Although Syria's Kurdish population was very small and mostly in the far north east of the country, the YPG managed to take the battle to Daesh and captured large tracts of territory along the Turkish border.
But the Turks believe the YPG is an extension of the PKK, a Kurdish terror group which is banned in Turkey.
Who Are The PKK?
The Kurdistan Workers Party (PKK) is an armed group, similar to the Irish Republican Army (IRA) or ETA (Euskadi ta Azkatasuna) in Spain's Basque Country, whose leader, Abdullah Ocalan, has been in imprisoned since 1999.
It has been fighting in south-eastern Turkey for three decades, killing hundreds of Turkish soldiers and civilians.
Its original demand was for an independent Kurdish state, but in recent years this has been reduced to demands for autonomy and the withdrawal of Turkish soldiers.
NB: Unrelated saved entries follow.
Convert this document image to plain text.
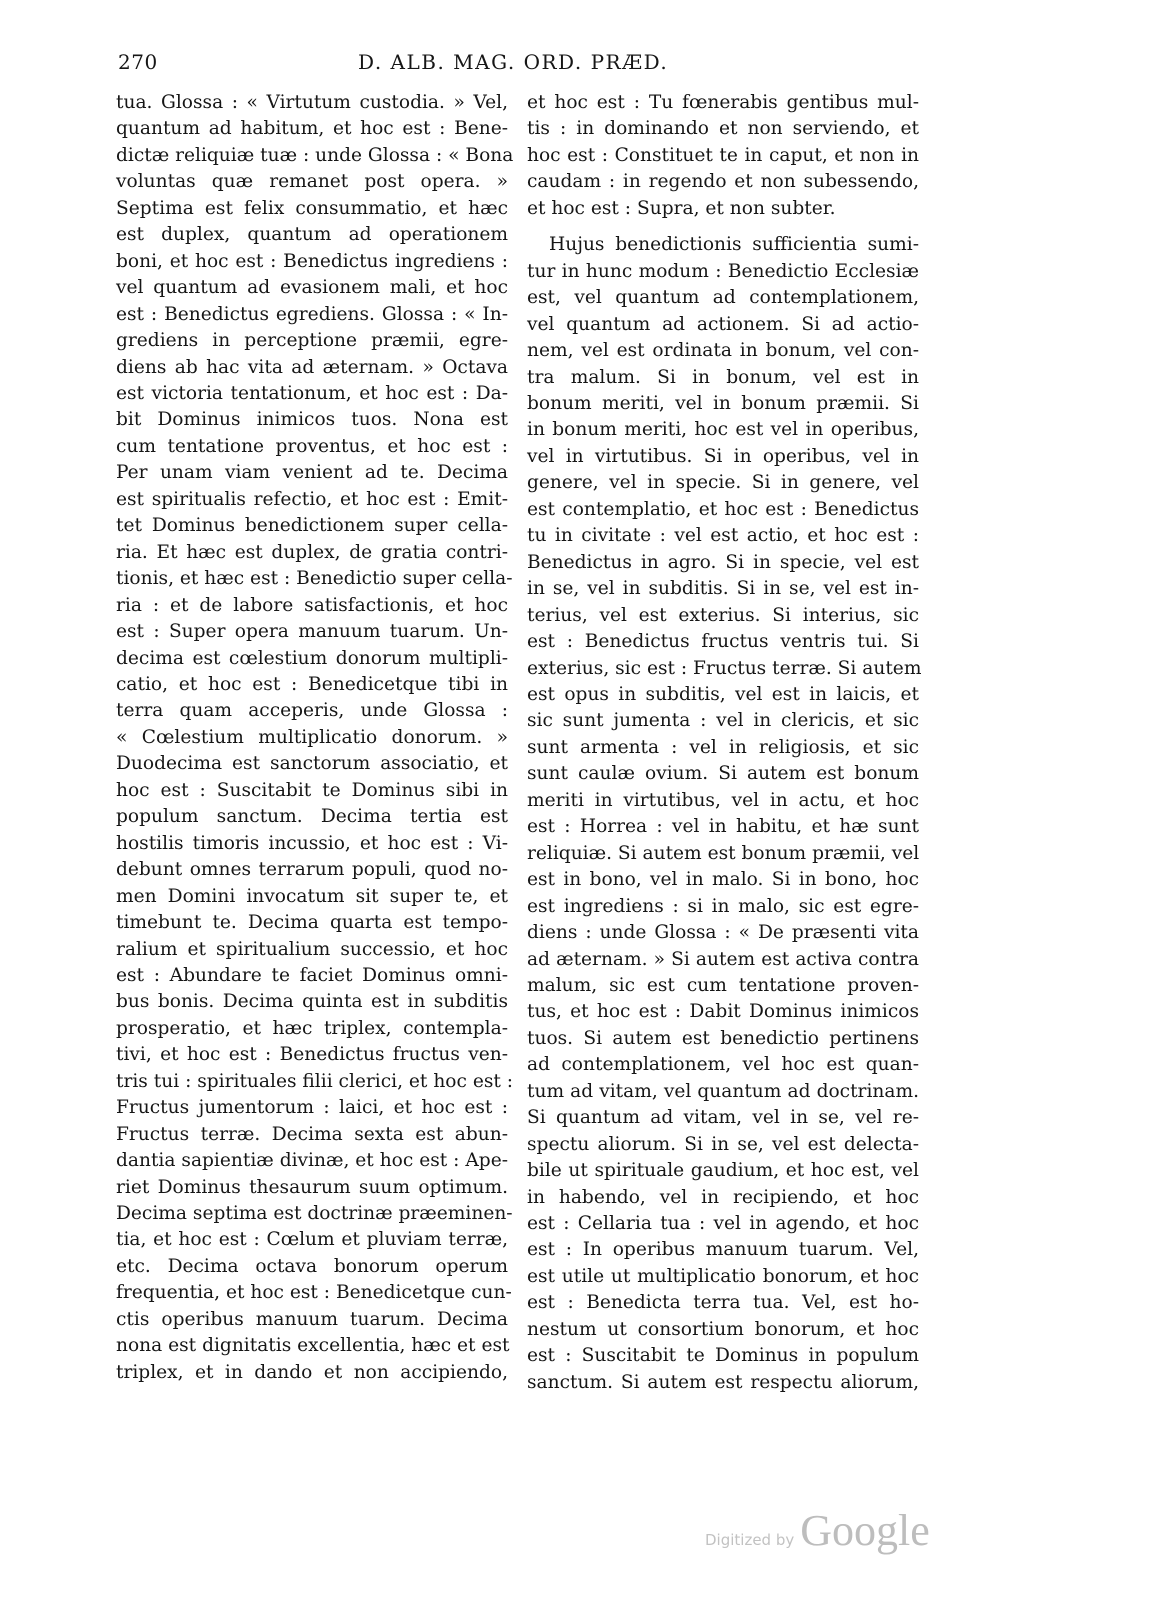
270	D. ALB. MAG. ORD. PRÆD.
tua. Glossa : « Virtutum custodia. » Vel,
quantum ad habitum, et hoc est : Bene-
dictæ reliquiæ tuæ : unde Glossa : « Bona
voluntas quæ remanet post opera. »
Septima est felix consummatio, et hæc
est duplex, quantum ad operationem
boni, et hoc est : Benedictus ingrediens :
vel quantum ad evasionem mali, et hoc
est : Benedictus egrediens. Glossa : « In-
grediens in perceptione præmii, egre-
diens ab hac vita ad æternam. » Octava
est victoria tentationum, et hoc est : Da-
bit Dominus inimicos tuos. Nona est
cum tentatione proventus, et hoc est :
Per unam viam venient ad te. Decima
est spiritualis refectio, et hoc est : Emit-
tet Dominus benedictionem super cella-
ria. Et hæc est duplex, de gratia contri-
tionis, et hæc est : Benedictio super cella-
ria : et de labore satisfactionis, et hoc
est : Super opera manuum tuarum. Un-
decima est cœlestium donorum multipli-
catio, et hoc est : Benedicetque tibi in
terra quam acceperis, unde Glossa :
« Cœlestium multiplicatio donorum. »
Duodecima est sanctorum associatio, et
hoc est : Suscitabit te Dominus sibi in
populum sanctum. Decima tertia est
hostilis timoris incussio, et hoc est : Vi-
debunt omnes terrarum populi, quod no-
men Domini invocatum sit super te, et
timebunt te. Decima quarta est tempo-
ralium et spiritualium successio, et hoc
est : Abundare te faciet Dominus omni-
bus bonis. Decima quinta est in subditis
prosperatio, et hæc triplex, contempla-
tivi, et hoc est : Benedictus fructus ven-
tris tui : spirituales filii clerici, et hoc est :
Fructus jumentorum : laici, et hoc est :
Fructus terræ. Decima sexta est abun-
dantia sapientiæ divinæ, et hoc est : Ape-
riet Dominus thesaurum suum optimum.
Decima septima est doctrinæ præeminen-
tia, et hoc est : Cœlum et pluviam terræ,
etc. Decima octava bonorum operum
frequentia, et hoc est : Benedicetque cun-
ctis operibus manuum tuarum. Decima
nona est dignitatis excellentia, hæc et est
triplex, et in dando et non accipiendo,
et hoc est : Tu fœnerabis gentibus mul-
tis : in dominando et non serviendo, et
hoc est : Constituet te in caput, et non in
caudam : in regendo et non subessendo,
et hoc est : Supra, et non subter.
Hujus benedictionis sufficientia sumi-
tur in hunc modum : Benedictio Ecclesiæ
est, vel quantum ad contemplationem,
vel quantum ad actionem. Si ad actio-
nem, vel est ordinata in bonum, vel con-
tra malum. Si in bonum, vel est in
bonum meriti, vel in bonum præmii. Si
in bonum meriti, hoc est vel in operibus,
vel in virtutibus. Si in operibus, vel in
genere, vel in specie. Si in genere, vel
est contemplatio, et hoc est : Benedictus
tu in civitate : vel est actio, et hoc est :
Benedictus in agro. Si in specie, vel est
in se, vel in subditis. Si in se, vel est in-
terius, vel est exterius. Si interius, sic
est : Benedictus fructus ventris tui. Si
exterius, sic est : Fructus terræ. Si autem
est opus in subditis, vel est in laicis, et
sic sunt jumenta : vel in clericis, et sic
sunt armenta : vel in religiosis, et sic
sunt caulæ ovium. Si autem est bonum
meriti in virtutibus, vel in actu, et hoc
est : Horrea : vel in habitu, et hæ sunt
reliquiæ. Si autem est bonum præmii, vel
est in bono, vel in malo. Si in bono, hoc
est ingrediens : si in malo, sic est egre-
diens : unde Glossa : « De præsenti vita
ad æternam. » Si autem est activa contra
malum, sic est cum tentatione proven-
tus, et hoc est : Dabit Dominus inimicos
tuos. Si autem est benedictio pertinens
ad contemplationem, vel hoc est quan-
tum ad vitam, vel quantum ad doctrinam.
Si quantum ad vitam, vel in se, vel re-
spectu aliorum. Si in se, vel est delecta-
bile ut spirituale gaudium, et hoc est, vel
in habendo, vel in recipiendo, et hoc
est : Cellaria tua : vel in agendo, et hoc
est : In operibus manuum tuarum. Vel,
est utile ut multiplicatio bonorum, et hoc
est : Benedicta terra tua. Vel, est ho-
nestum ut consortium bonorum, et hoc
est : Suscitabit te Dominus in populum
sanctum. Si autem est respectu aliorum,
Digitized by Google
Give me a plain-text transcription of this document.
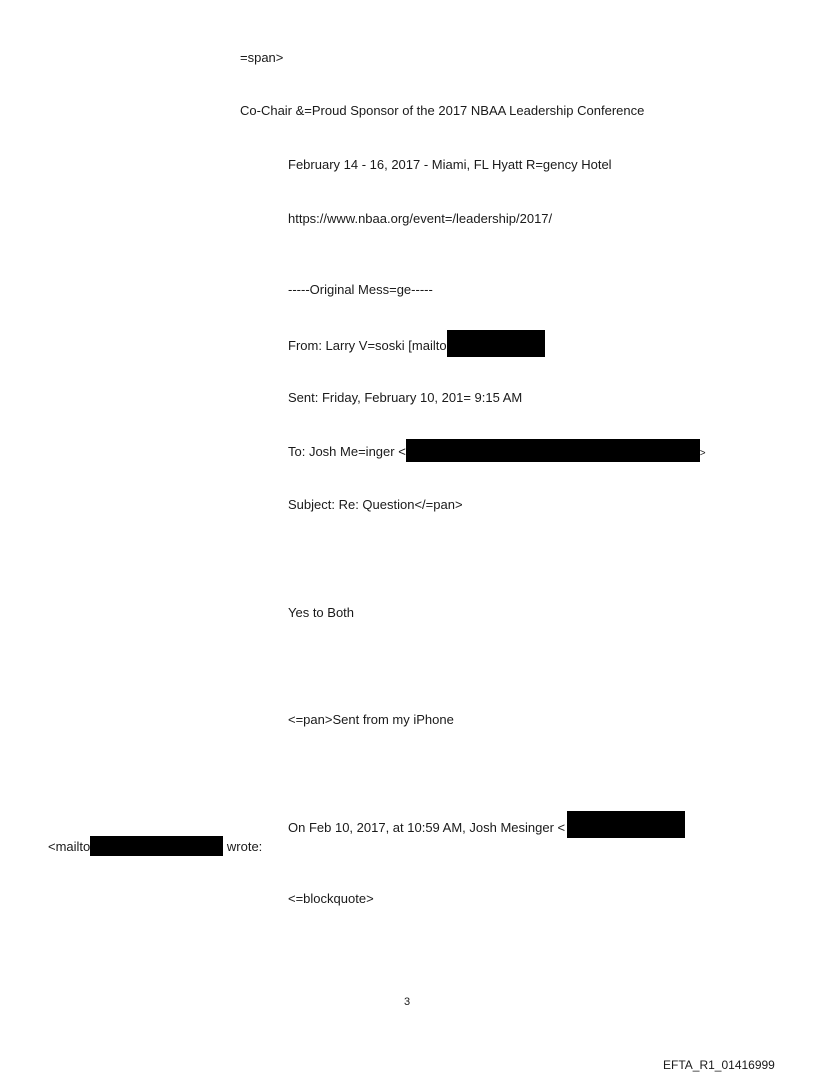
=span>
Co-Chair &=Proud Sponsor of the 2017 NBAA Leadership Conference
February 14 - 16, 2017 - Miami, FL Hyatt R=gency Hotel
https://www.nbaa.org/event=/leadership/2017/
-----Original Mess=ge-----
From: Larry V=soski [mailto
Sent: Friday, February 10, 201= 9:15 AM
To: Josh Me=inger <	>
Subject: Re: Question</=pan>
Yes to Both
<=pan>Sent from my iPhone
On Feb 10, 2017, at 10:59 AM, Josh Mesinger <
<mailto	wrote:
<=blockquote>
3
EFTA_R1_01416999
In December 2016 38 people were killed when a suicide bomber from the Kurdistan Freedom Falcons (TAK) — an offshoot of the PKK — blew himself up at a football match in the Vodafone Arena in Istanbul.
Who Are The Kurds?
There are around 30 million ethnic Kurds living in largely mountainous regions of Armenia, south-eastern Turkey, northern Iraq, north-western Iran and north-east Syria.
There has never been a Kurdish state but demands for a "Kurdistan" began to grow in the early 19th century and the British and French paid lip service to the idea in the 1920 Treaty of Sevres, which was drawn up following the defeat of the Ottoman Empire.
But Kemal Ataturk, the founder of the modern Turkish state, downplayed the Kurdish identity and they have often been described officially as "mountain Turks", with their language being banned in Turkish schools.
What About The Kurds Of Iraq?
The PKK only represents Kurds within Turkey. Across the border in Iraq there are two rival organizations, the PUK and the KDP, which both fought against Saddam Hussein, who sought to crush the Kurds during his reign.
The Patriotic Union of Kurdistan (PUK) is led by Jalal Talabani while the Kurdistan Democratic Party (KDP) is commanded by Massoud Barzani.
READ MORE: Syria's Kurds Likely to Suffer Similar Fate to Their Iraqi Counterparts
They have shared power in the Kurdish regional government but in elections in 2013 the Change Movement, led by Nawshirwan Mustafa, made considerable gains, having campaigned against alleged corruption by both the KDP and PUK.
The 2005 Iraqi constitution granted autonomy to the Kurds but in recent years the region has become more like a de facto state and in September last year a majority voted in favor of independence in a referendum.
What About Iran's Kurds?
More than six million Kurds live in Iran but they have been less restive than their cousins in Turkey and Iraq.
On Sunday, January 21, Iran's President Hassan Rouhani met the Prime Minister of the Kurdish regional government in Iraq, Nechirvan Barzani, amid efforts to improve relations.
But Ali Shamkhani, secretary of Iran's Supreme National Security Council, warned against support for Iranian Kurdish rebels.
"We cannot tolerate that counter-revolutionary groups use Kurdish territory to assassinate our soldiers and citizens and return to the Kurdish region, and then take responsibility for these acts in official Kurdish media," said Mr. Shamkani.